The year we started the community garden our staff tried something called The Sophomore Café. We alternated weeks, and when it was your turn, you had to feature a fresh veggie from the garden in a tasty recipe that was easy to prepare.
I remember we made jalapeno poppers, herb-rubbed pork tenderloin, panzanella salad, gazpacho and cucumber tea sandwiches.
That was eight years ago, and I still remember what we made.
You see, food is the center of so many aspects of life. It’s the center of parties, holidays and cultural traditions. It’s the center of your family get-togethers and your church fundraisers.
But, what happens when your 12-year-old daughter is gluten intolerant, and Sunday pasta Bolognese is no longer an option for your traditional family dinner?
What happens when you are diagnosed with diabetes and haven’t a clue what to snack on?
What if, after your latest check-up, your doctor recommended a Keto diet, a Paleo diet, or a dairy-free, sugar-free or meat-free diet?
You can Google recipes for hours on end, reading reviews, bookmarking, printing — or you can participate in The Learning Kitchen Project.
The Learning Kitchen Project has been a big idea for some time. It’s on the library’s three-year plan, but it comes with a price tag, a price tag too expensive for the public library.

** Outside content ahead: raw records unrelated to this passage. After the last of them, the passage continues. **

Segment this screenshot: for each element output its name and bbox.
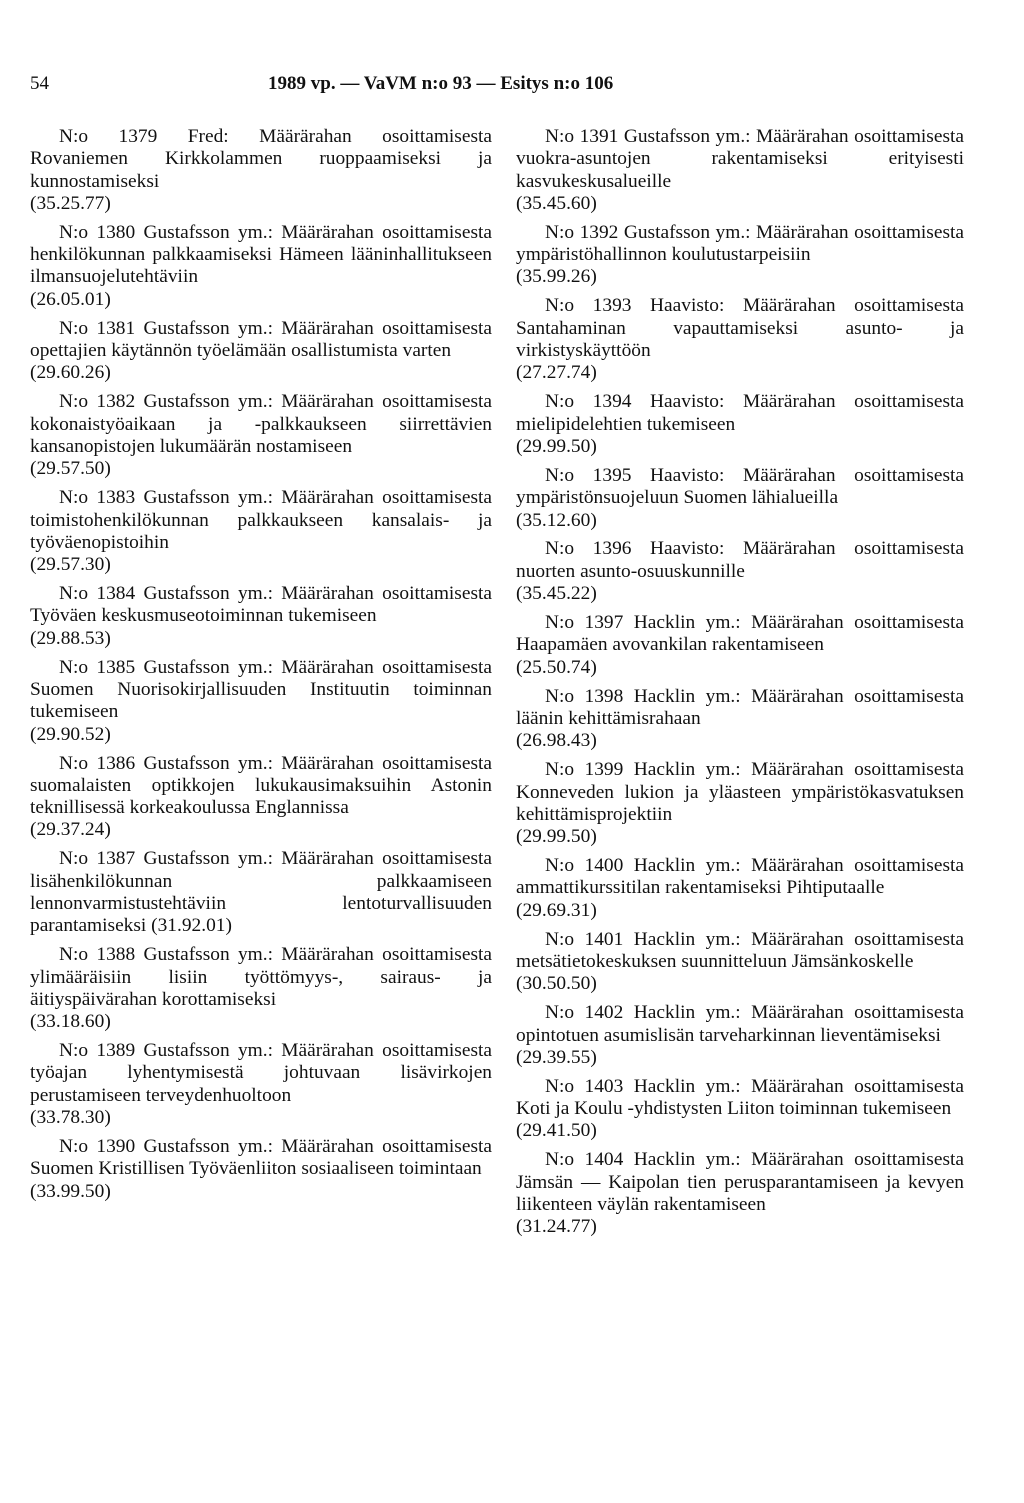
entry bbox=[30, 1040, 492, 1129]
entry-code: (29.88.53) bbox=[30, 627, 111, 649]
entry bbox=[516, 855, 964, 922]
entry-text: N:o 1381 Gustafsson ym.: Määrärahan osoittamisesta opettajien käytännön työelämään osallistumista varten bbox=[30, 317, 492, 362]
entry-text: N:o 1402 Hacklin ym.: Määrärahan osoittamisesta opintotuen asumislisän tarveharkinnan lieventämiseksi bbox=[516, 1002, 964, 1046]
entry-code: (29.99.50) bbox=[516, 435, 597, 457]
entry-text: N:o 1384 Gustafsson ym.: Määrärahan osoittamisesta Työväen keskusmuseotoiminnan tukemiseen bbox=[30, 583, 492, 627]
entry-code: (29.60.26) bbox=[30, 362, 111, 384]
entry-code: (25.50.74) bbox=[516, 656, 597, 678]
entry-code: (35.25.77) bbox=[30, 192, 111, 214]
entry bbox=[516, 612, 964, 679]
entry-code: (26.98.43) bbox=[516, 730, 597, 752]
entry-code: (29.57.30) bbox=[30, 554, 111, 576]
entry bbox=[516, 929, 964, 996]
entry-code: (29.99.50) bbox=[516, 826, 597, 848]
entry bbox=[30, 753, 492, 842]
entry-text: N:o 1401 Hacklin ym.: Määrärahan osoittamisesta metsätietokeskuksen suunnitteluun Jämsänkoskelle bbox=[516, 928, 964, 972]
entry-code: (35.99.26) bbox=[516, 266, 597, 288]
entry bbox=[516, 465, 964, 532]
entry-code: (31.24.77) bbox=[516, 1216, 597, 1238]
entry bbox=[30, 848, 492, 937]
entry-code: (29.39.55) bbox=[516, 1046, 597, 1068]
entry-text: N:o 1383 Gustafsson ym.: Määrärahan osoittamisesta toimistohenkilökunnan palkkaukseen kansalais- ja työväenopistoihin bbox=[30, 487, 492, 553]
entry-code: (35.45.22) bbox=[516, 583, 597, 605]
page-header-title: 1989 vp. — VaVM n:o 93 — Esitys n:o 106 bbox=[268, 73, 614, 94]
entry bbox=[516, 1076, 964, 1143]
entry bbox=[30, 318, 492, 385]
entry-code: (33.78.30) bbox=[30, 1107, 111, 1129]
entry bbox=[30, 1136, 492, 1203]
entry bbox=[516, 222, 964, 289]
entry bbox=[30, 487, 492, 576]
entry bbox=[516, 295, 964, 384]
entry bbox=[30, 391, 492, 480]
entry bbox=[30, 126, 492, 215]
page-number: 54 bbox=[30, 73, 49, 94]
entry-code: (29.37.24) bbox=[30, 819, 111, 841]
entry bbox=[516, 1149, 964, 1238]
entry-text: N:o 1395 Haavisto: Määrärahan osoittamisesta ympäristönsuojeluun Suomen lähialueilla bbox=[516, 464, 964, 509]
entry-code: (29.41.50) bbox=[516, 1120, 597, 1142]
left-column bbox=[30, 126, 492, 1210]
entry-text: N:o 1382 Gustafsson ym.: Määrärahan osoittamisesta kokonaistyöaikaan ja -palkkaukseen siirrettävien kansanopistojen lukumäärän nostamiseen bbox=[30, 391, 492, 457]
entry-code: (35.45.60) bbox=[516, 192, 597, 214]
entry bbox=[516, 1002, 964, 1069]
entry-text: N:o 1399 Hacklin ym.: Määrärahan osoittamisesta Konneveden lukion ja yläasteen ympäristökasvatuksen kehittämisprojektiin bbox=[516, 759, 964, 825]
entry-text: N:o 1388 Gustafsson ym.: Määrärahan osoittamisesta ylimääräisiin lisiin työttömyys-, sairaus- ja äitiyspäivärahan korottamiseksi bbox=[30, 944, 492, 1010]
entry-text: N:o 1403 Hacklin ym.: Määrärahan osoittamisesta Koti ja Koulu -yhdistysten Liiton toiminnan tukemiseen bbox=[516, 1075, 964, 1120]
entry-code: (33.18.60) bbox=[30, 1011, 111, 1033]
entry-code: (29.90.52) bbox=[30, 723, 111, 745]
entry bbox=[30, 222, 492, 311]
entry-text: N:o 1389 Gustafsson ym.: Määrärahan osoittamisesta työajan lyhentymisestä johtuvaan lisävirkojen perustamiseen terveydenhuoltoon bbox=[30, 1040, 492, 1106]
entry-text: N:o 1392 Gustafsson ym.: Määrärahan osoittamisesta ympäristöhallinnon koulutustarpeisiin bbox=[516, 221, 964, 266]
entry-text: N:o 1404 Hacklin ym.: Määrärahan osoittamisesta Jämsän — Kaipolan tien perusparantamiseen ja kevyen liikenteen väylän rakentamiseen bbox=[516, 1149, 964, 1215]
entry bbox=[516, 686, 964, 753]
entry-text: N:o 1400 Hacklin ym.: Määrärahan osoittamisesta ammattikurssitilan rakentamiseksi Pihtiputaalle bbox=[516, 855, 964, 899]
entry-text: N:o 1394 Haavisto: Määrärahan osoittamisesta mielipidelehtien tukemiseen bbox=[516, 391, 964, 435]
entry-text: N:o 1385 Gustafsson ym.: Määrärahan osoittamisesta Suomen Nuorisokirjallisuuden Instituutin toiminnan tukemiseen bbox=[30, 656, 492, 723]
entry-code: (33.99.50) bbox=[30, 1180, 111, 1202]
entry bbox=[516, 126, 964, 215]
entry-code: (29.69.31) bbox=[516, 899, 597, 921]
entry bbox=[30, 583, 492, 650]
entry-code: (35.12.60) bbox=[516, 509, 597, 531]
entry bbox=[30, 657, 492, 746]
entry bbox=[516, 538, 964, 605]
entry-code: (26.05.01) bbox=[30, 288, 111, 310]
right-column bbox=[516, 126, 964, 1245]
entry-text: N:o 1398 Hacklin ym.: Määrärahan osoittamisesta läänin kehittämisrahaan bbox=[516, 685, 964, 729]
entry-code: (27.27.74) bbox=[516, 362, 597, 384]
entry bbox=[516, 759, 964, 848]
entry bbox=[30, 944, 492, 1033]
entry-text: N:o 1391 Gustafsson ym.: Määrärahan osoittamisesta vuokra-asuntojen rakentamiseksi erityisesti kasvukeskusalueille bbox=[516, 126, 964, 192]
entry-text: N:o 1379 Fred: Määrärahan osoittamisesta Rovaniemen Kirkkolammen ruoppaamiseksi ja kunnostamiseksi bbox=[30, 126, 492, 192]
entry-code: (29.57.50) bbox=[30, 458, 111, 480]
entry-text: N:o 1397 Hacklin ym.: Määrärahan osoittamisesta Haapamäen avovankilan rakentamiseen bbox=[516, 612, 964, 656]
entry-code: (30.50.50) bbox=[516, 973, 597, 995]
entry-text: N:o 1386 Gustafsson ym.: Määrärahan osoittamisesta suomalaisten optikkojen lukukausimaksuihin Astonin teknillisessä korkeakoulussa Englannissa bbox=[30, 752, 492, 819]
entry-text: N:o 1393 Haavisto: Määrärahan osoittamisesta Santahaminan vapauttamiseksi asunto- ja virkistyskäyttöön bbox=[516, 295, 964, 362]
entry-text: N:o 1390 Gustafsson ym.: Määrärahan osoittamisesta Suomen Kristillisen Työväenliiton sosiaaliseen toimintaan bbox=[30, 1136, 492, 1180]
entry-text: N:o 1396 Haavisto: Määrärahan osoittamisesta nuorten asunto-osuuskunnille bbox=[516, 538, 964, 582]
entry-text: N:o 1387 Gustafsson ym.: Määrärahan osoittamisesta lisähenkilökunnan palkkaamiseen lennonvarmistustehtäviin lentoturvallisuuden parantamiseksi (31.92.01) bbox=[30, 848, 492, 937]
entry-text: N:o 1380 Gustafsson ym.: Määrärahan osoittamisesta henkilökunnan palkkaamiseksi Hämeen lääninhallitukseen ilmansuojelutehtäviin bbox=[30, 221, 492, 288]
entry bbox=[516, 391, 964, 458]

With funding through a South Madison Community Foundation’s Community Enhancement Grant and a Madison County Foundation’s Youth Leadership Academy grant, the library received $7,500 to make The Learning Kitchen Project a reality.
The purpose of the grant is to install a full kitchen in the library’s community room to be used for demonstrations and cooking classes.
The Learning Kitchen Project targets three specific audiences: those who need to prepare food in accordance with specific diet regulations, those who want new ideas for family meals using affordable pantry items, and teens who desire to learn basic kitchen and food preparation skills.
In a partnership with Purdue Extension, the Pendleton Community Public Library will start offering cooking classes and demonstrations.